Carbohydrate structures might affect how they are used by cells and organisms because different structures or number of rings make up different saccharides. These different saccharides have different amounts of energy which can be used in different ways in the body. Some only have a little energy and can only do small tasks, while others have a lot of energy and do big tasks in our bodies. That is how the different carbohydrate structures might affect how they are used in organisms.
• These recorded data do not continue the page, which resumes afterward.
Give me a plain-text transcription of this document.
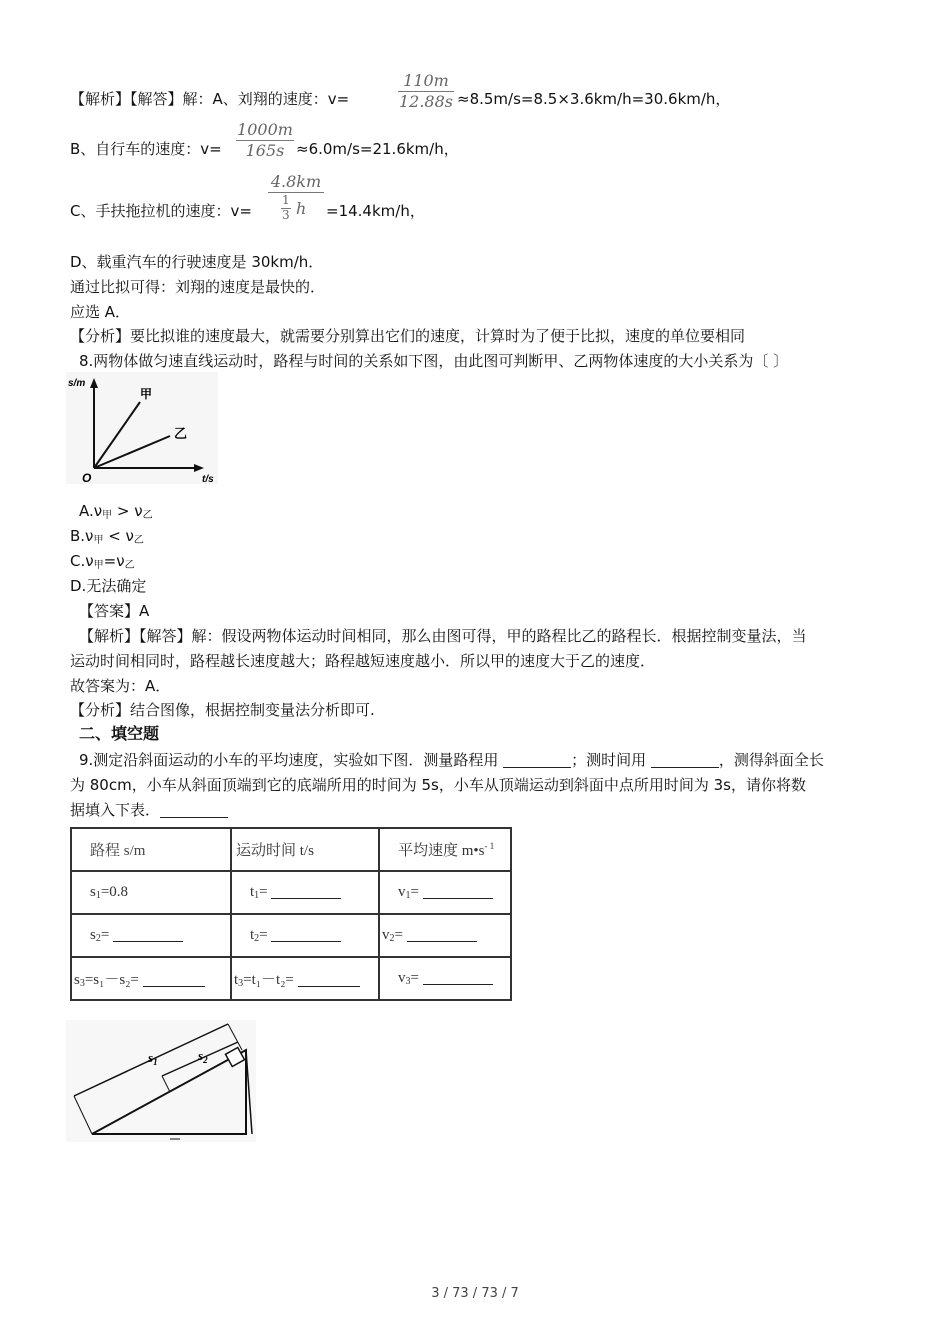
【解析】【解答】解：A、刘翔的速度：v=
110m
12.88s ≈8.5m/s=8.5×3.6km/h=30.6km/h，
B、自行车的速度：v=
1000m
165s ≈6.0m/s=21.6km/h，
C、手扶拖拉机的速度：v=
4.8km
1
3 h =14.4km/h，
D、载重汽车的行驶速度是 30km/h．
通过比拟可得：刘翔的速度是最快的．
应选 A．
【分析】要比拟谁的速度最大，就需要分别算出它们的速度，计算时为了便于比拟，速度的单位要相同
8.两物体做匀速直线运动时，路程与时间的关系如下图，由此图可判断甲、乙两物体速度的大小关系为〔 〕
s/m
t/s
O
甲
乙
$A.\nu_甲 > \nu_乙$
$B.\nu_甲 < \nu_乙$
$C.\nu_甲=\nu_乙$
D.无法确定
【答案】A
【解析】【解答】解：假设两物体运动时间相同，那么由图可得，甲的路程比乙的路程长．根据控制变量法，当
运动时间相同时，路程越长速度越大；路程越短速度越小．所以甲的速度大于乙的速度．
故答案为：A．
【分析】结合图像，根据控制变量法分析即可.
二、填空题
9.测定沿斜面运动的小车的平均速度，实验如下图．测量路程用	；测时间用	，测得斜面全长
为 80cm，小车从斜面顶端到它的底端所用的时间为 5s，小车从顶端运动到斜面中点所用时间为 3s，请你将数
据填入下表．
路程 s/m	运动时间 t/s	平均速度 $m•s^{- 1}$
s1=0.8	t1=	v1=
s2=	t2=	v2=
s3=s₁－s₂=	t3=t₁－t₂=	v3=
$s_1$	$s_2$
3 / 73 / 73 / 7
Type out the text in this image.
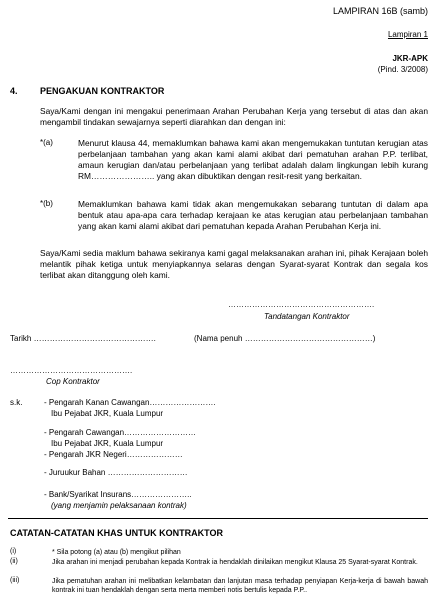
LAMPIRAN 16B (samb)
Lampiran 1
JKR-APK
(Pind. 3/2008)
4. PENGAKUAN KONTRAKTOR
Saya/Kami dengan ini mengakui penerimaan Arahan Perubahan Kerja yang tersebut di atas dan akan mengambil tindakan sewajarnya seperti diarahkan dan dengan ini:
*(a)	Menurut klausa 44, memaklumkan bahawa kami akan mengemukakan tuntutan kerugian atas perbelanjaan tambahan yang akan kami alami akibat dari pematuhan arahan P.P. terlibat, amaun kerugian dan/atau perbelanjaan yang terlibat adalah dalam lingkungan lebih kurang RM………………….. yang akan dibuktikan dengan resit-resit yang berkaitan.
*(b)	Memaklumkan bahawa kami tidak akan mengemukakan sebarang tuntutan di dalam apa bentuk atau apa-apa cara terhadap kerajaan ke atas kerugian atau perbelanjaan tambahan yang akan kami alami akibat dari pematuhan kepada Arahan Perubahan Kerja ini.
Saya/Kami sedia maklum bahawa sekiranya kami gagal melaksanakan arahan ini, pihak Kerajaan boleh melantik pihak ketiga untuk menyiapkannya selaras dengan Syarat-syarat Kontrak dan segala kos terlibat akan ditanggung oleh kami.
……………………………………………….
Tandatangan Kontraktor
Tarikh ……………………………………….	(Nama penuh …………………………………………)
……………………………………….
Cop Kontraktor
s.k.	- Pengarah Kanan Cawangan…………………….
Ibu Pejabat JKR, Kuala Lumpur
- Pengarah Cawangan………………………
Ibu Pejabat JKR, Kuala Lumpur
- Pengarah JKR Negeri…………………
- Juruukur Bahan …………………………
- Bank/Syarikat Insurans…………………..
(yang menjamin pelaksanaan kontrak)
CATATAN-CATATAN KHAS UNTUK KONTRAKTOR
(i)	* Sila potong (a) atau (b) mengikut pilihan
(ii)	Jika arahan ini menjadi perubahan kepada Kontrak ia hendaklah dinilaikan mengikut Klausa 25 Syarat-syarat Kontrak.
(iii)	Jika pematuhan arahan ini melibatkan kelambatan dan lanjutan masa terhadap penyiapan Kerja-kerja di bawah bawah kontrak ini tuan hendaklah dengan serta merta memberi notis bertulis kepada P.P..
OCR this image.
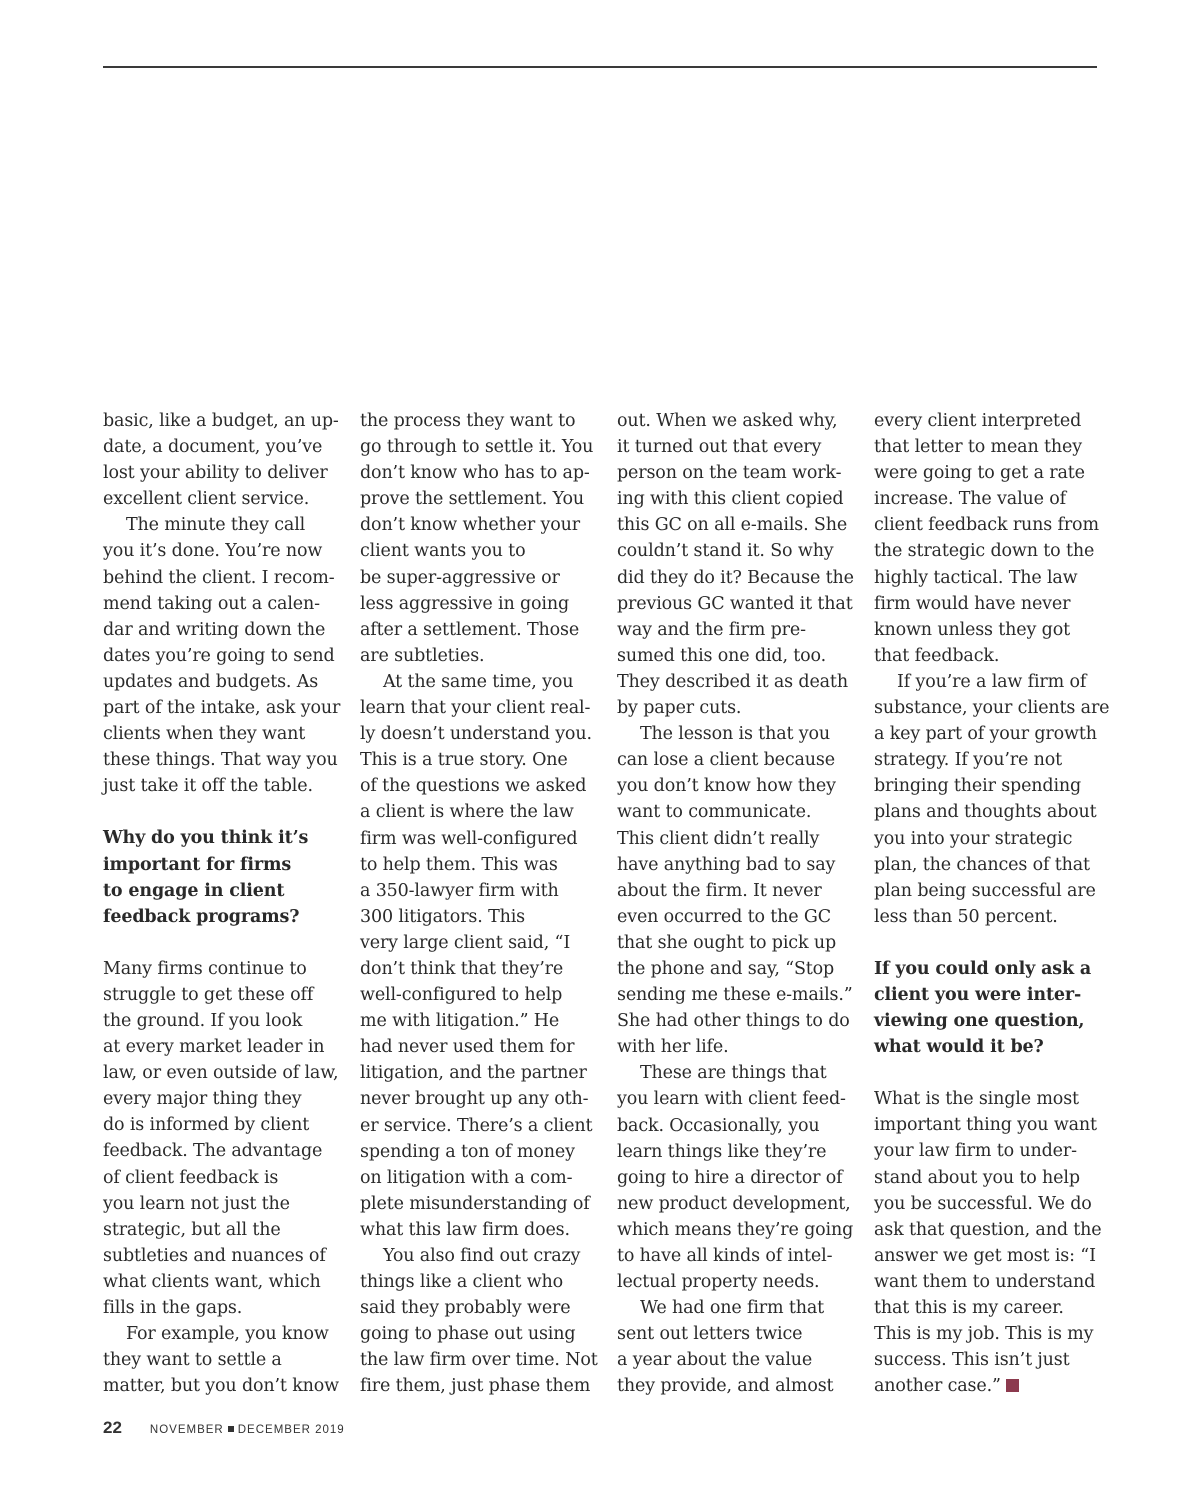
basic, like a budget, an up-
date, a document, you’ve
lost your ability to deliver
excellent client service.
The minute they call
you it’s done. You’re now
behind the client. I recom-
mend taking out a calen-
dar and writing down the
dates you’re going to send
updates and budgets. As
part of the intake, ask your
clients when they want
these things. That way you
just take it off the table.
Why do you think it’s
important for firms
to engage in client
feedback programs?
Many firms continue to
struggle to get these off
the ground. If you look
at every market leader in
law, or even outside of law,
every major thing they
do is informed by client
feedback. The advantage
of client feedback is
you learn not just the
strategic, but all the
subtleties and nuances of
what clients want, which
fills in the gaps.
For example, you know
they want to settle a
matter, but you don’t know
the process they want to
go through to settle it. You
don’t know who has to ap-
prove the settlement. You
don’t know whether your
client wants you to
be super-aggressive or
less aggressive in going
after a settlement. Those
are subtleties.
At the same time, you
learn that your client real-
ly doesn’t understand you.
This is a true story. One
of the questions we asked
a client is where the law
firm was well-configured
to help them. This was
a 350-lawyer firm with
300 litigators. This
very large client said, “I
don’t think that they’re
well-configured to help
me with litigation.” He
had never used them for
litigation, and the partner
never brought up any oth-
er service. There’s a client
spending a ton of money
on litigation with a com-
plete misunderstanding of
what this law firm does.
You also find out crazy
things like a client who
said they probably were
going to phase out using
the law firm over time. Not
fire them, just phase them
out. When we asked why,
it turned out that every
person on the team work-
ing with this client copied
this GC on all e-mails. She
couldn’t stand it. So why
did they do it? Because the
previous GC wanted it that
way and the firm pre-
sumed this one did, too.
They described it as death
by paper cuts.
The lesson is that you
can lose a client because
you don’t know how they
want to communicate.
This client didn’t really
have anything bad to say
about the firm. It never
even occurred to the GC
that she ought to pick up
the phone and say, “Stop
sending me these e-mails.”
She had other things to do
with her life.
These are things that
you learn with client feed-
back. Occasionally, you
learn things like they’re
going to hire a director of
new product development,
which means they’re going
to have all kinds of intel-
lectual property needs.
We had one firm that
sent out letters twice
a year about the value
they provide, and almost
every client interpreted
that letter to mean they
were going to get a rate
increase. The value of
client feedback runs from
the strategic down to the
highly tactical. The law
firm would have never
known unless they got
that feedback.
If you’re a law firm of
substance, your clients are
a key part of your growth
strategy. If you’re not
bringing their spending
plans and thoughts about
you into your strategic
plan, the chances of that
plan being successful are
less than 50 percent.
If you could only ask a
client you were inter-
viewing one question,
what would it be?
What is the single most
important thing you want
your law firm to under-
stand about you to help
you be successful. We do
ask that question, and the
answer we get most is: “I
want them to understand
that this is my career.
This is my job. This is my
success. This isn’t just
another case.”
22 NOVEMBER DECEMBER 2019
No, all the testers in our classroom did not give the sample the same rating. One reason why could be that we have different tastebuds. Another reason could be that we have different tastes in food. Some people might not eat or like sugar as much as others, and so the sugars will taste excessively sweet to them.  A third reason could be that the testers got different amounts of sugar, making it taste sweeter or more bland. Humans taste sweetness because each person had taste buds, which contain about 50-100 taste cells inside. About 25% respond to sweetness, and the rest split between other tastes.
The tongue tastes using taste buds, according to  live science.com. Testers could rank the sweetness of the samples (same samples) but this time have a fixed amount they have to pick up.